Senator Lamar Alexander, a Tennessee Republican who is retiring this year, said he viewed the opening of schools and college campuses this fall as essential to restoring the American economy and society to a “sense of normalcy.”

“The surest sign that we’re beginning to regain the rhythm of American life will come when 70 million students go back to school and to college this fall,” Alexander said.

The senator said he held a call Thursday morning with leaders from 90 of Tennessee’s 127 postsecondary institutions and that “all of them are planning to resume in-person classes in August” and are “using a variety of techniques to make sure their campus is safe.”

Alexander repeated several times that the keys to defeating the coronavirus, and to reopening campuses, were testing, treatments and vaccines, and said he was confident that colleges would have sufficient testing by this summer to enable them to quarantine students and staff members who were either infected or exposed.

He said testing was one of the three major concerns expressed by Tennessee college leaders he spoke with this morning, along with issues of liability and funding “flexibility.”

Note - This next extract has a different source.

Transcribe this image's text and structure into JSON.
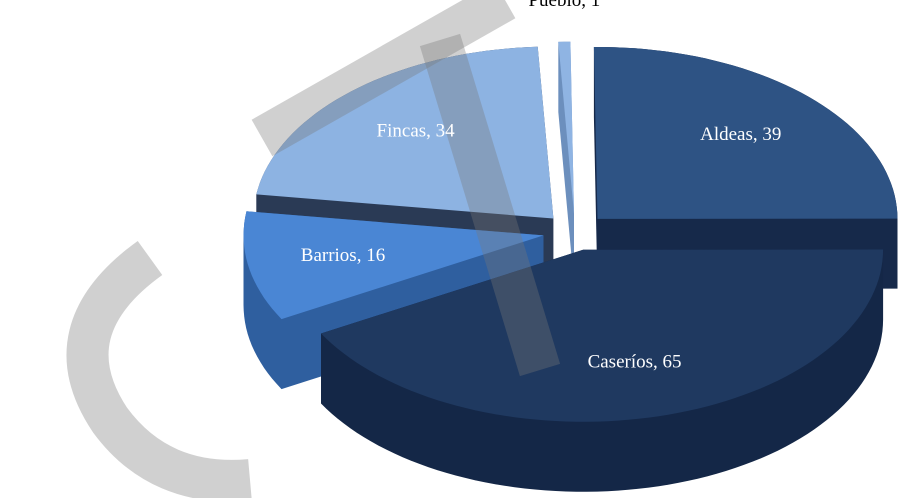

On liability, “they don’t want to be sued if they reopen their school and somebody gets sick,” Alexander said, adding that Congress “won’t pass another COVID bill unless it has liability protection.” He clarified later that he could not promise that Congress would pass a bill providing such protection, only that “if another COVID bill passes … you can be sure that Republican senators will insist that it provides liability protection for schools and businesses.”

On funding, he said the presidents want “more flexibility in any funding that we provide for colleges and in the funding we’ve already provided” as part of the CARES Act. He cited legislation filed this month that would give states more flexibility in how they use those already distributed funds.

Alexander said it was an “open question on whether there will be more funding for states and schools” coming from the federal government. “We should do that carefully,” he said, since Congress had “appropriated $3 trillion in about three weeks and some of that money hasn’t even been sent to the states yet.”

A few other choice comments from Alexander:

  • In response to a reporter’s question about whether COVID-19-related immigration restrictions may stem the flow of international students to American colleges, he reiterated that the best way to stop the spread of the coronavirus in the U.S. is through testing, treatments and vaccines -- “not to restrict students who come from other countries to get their graduate degrees … talented students who companies here want to hire.”
  • In describing some of the steps colleges should take to ensure physical distancing, he referred to them as “notorious wasters of space” and said they could spread their classes into the evenings and weekends.